Evasão escolar e a realidade brasileira

Enviada em 23/10/2021

Durante a pandemia de Covid-19, o índice de evasão escolar aumentou. O fechamento das escolas e, posteriormente, o ensino à distância fizeram com que crianças e adolescentes parassem os seus estudos devido ao fato de não possuírem acesso a meios tecnológicos que proporcionassem a sua continuidade. No entanto, esse problema não é exclusividade da pandemia, visto que, antes mesmo dessa crise sanitária se instalar no Brasil, era comum encontrar jovens em idade escolar fora do ambiente educativo. Com isso, faz-se necessário analisar as causas e consequências que corroboram essa problemática, com o intuito de combatê-la e amenizá-la.

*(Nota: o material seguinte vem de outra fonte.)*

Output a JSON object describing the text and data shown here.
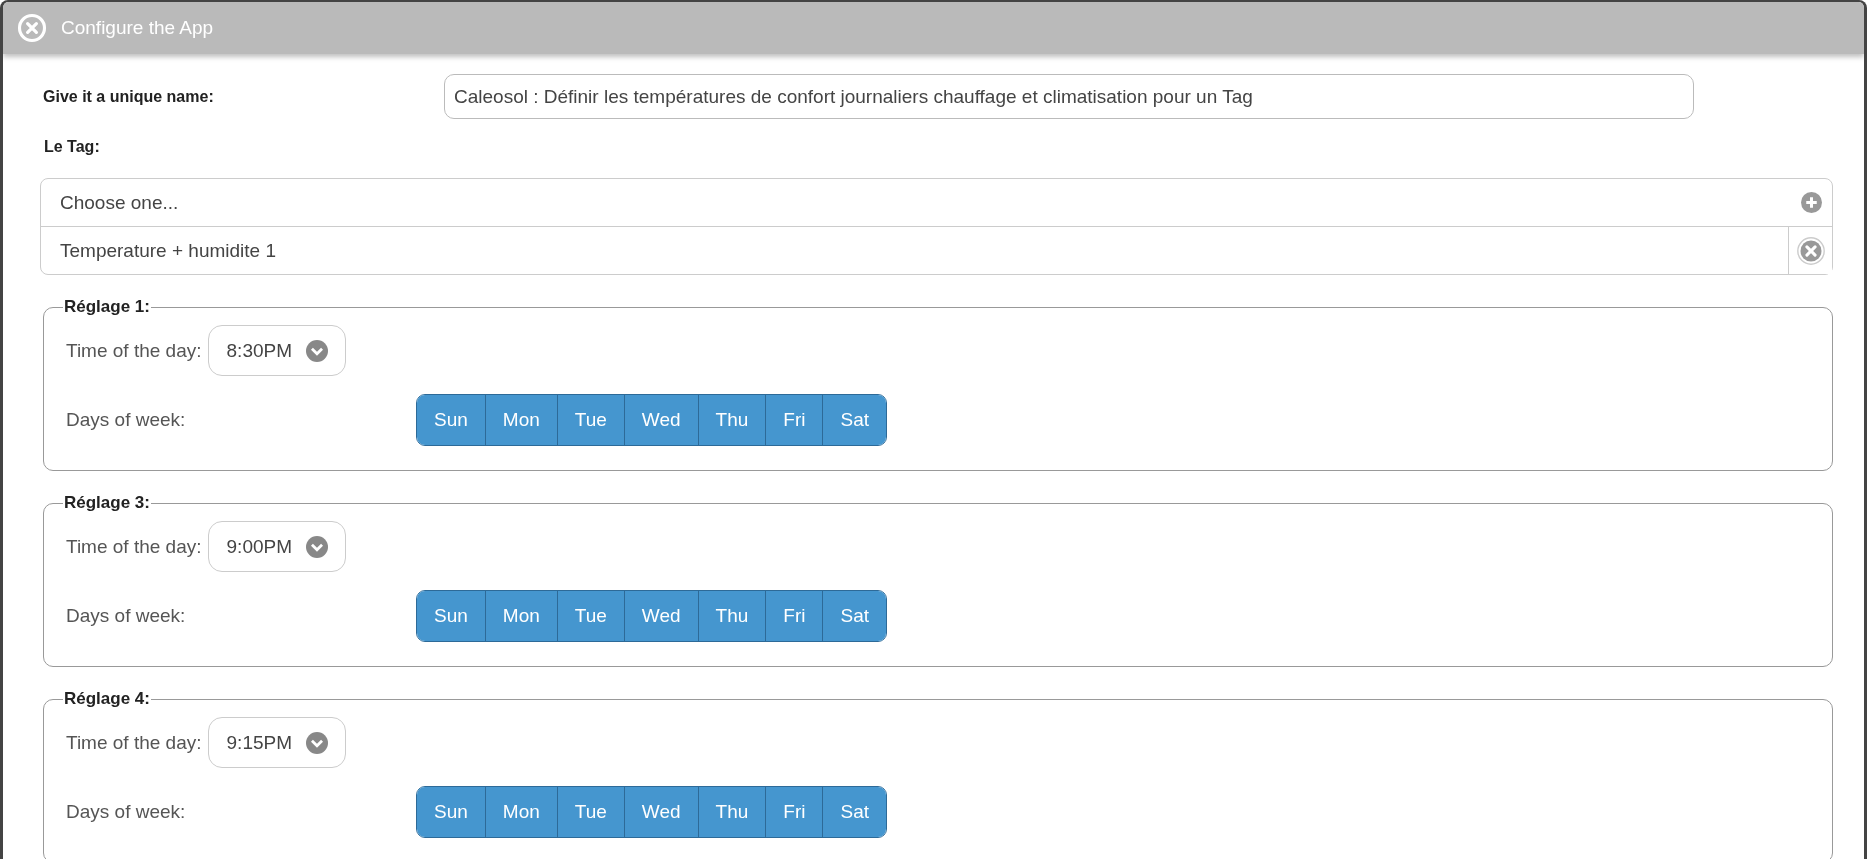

A princípio, percebe-se que o trabalho infantil é um dos principais fatores agravantes da evasão escolar. Conforme o filósofo Immanuel Kant, “o homem não é nada além daquilo que a educação faz dele”, sustentando a tese de que uma base acadêmica sólida desde a infância é uma obrigatoriedade para a formação da criança enquanto plena cidadã. Porém, a ocupação de indivíduos dessa faixa etária com obrigações de serviço, na maioria das vezes para ajudar os pais que se encontram em uma situação financeira delicada, atrapalha o seu desenvolvimento estudantil. Assim, crianças e adolescentes submetem-se ao trabalho, frequentemente com atividade perigosas, sendo expostas a um perigo futuro ainda pior: uma inserção precária no mercado de trabalho - esta já em idade economicamente ativa - devido à deficitária base acadêmica no período juvenil.

Por conseguinte, o analfabetismo é um dos principais efeitos decorrentes de uma estrutura escolar precária ao longo da faixa etária infantil. De acordo com dados coletados em 2019 pelo Instituto Brasileiro de Geografia e Estatística, 6,6% da população do país era analfabeta, sendo isso um resultado claro da evasão escolar em períodos anteriores à pesquisa. Desse modo, nota-se que um dos principais indicadores do desenvolvimento socioeconômico de um país - o letramento da população - depende de iniciativas que possam trazer os alunos de volta às escolas, preparando-os de maneira correta para o futuro e integrando-os como verdadeiros cidadãos.

Destarte, a evasão escolar é um problema que deve ser combatido. Para isso, urge que o Ministério da Educação, órgão federal responsável pela manutenção do ensino no país, em parceria com os governos estaduais e municipais, promova a volta de indivíduos com idade escolar para as instituições didáticas, como também o incentivo à Educação de Jovens e Adultos, por meio de campanhas nos principais meios de comunicação e redes sociais, explicando a importância da educação na vida social e estimulando a sua busca por parte das famílias brasileiras, com o intuito de diminuir os índices de evasão que tanto afetam o desenvolvimento da população e, consequentemente, do Brasil.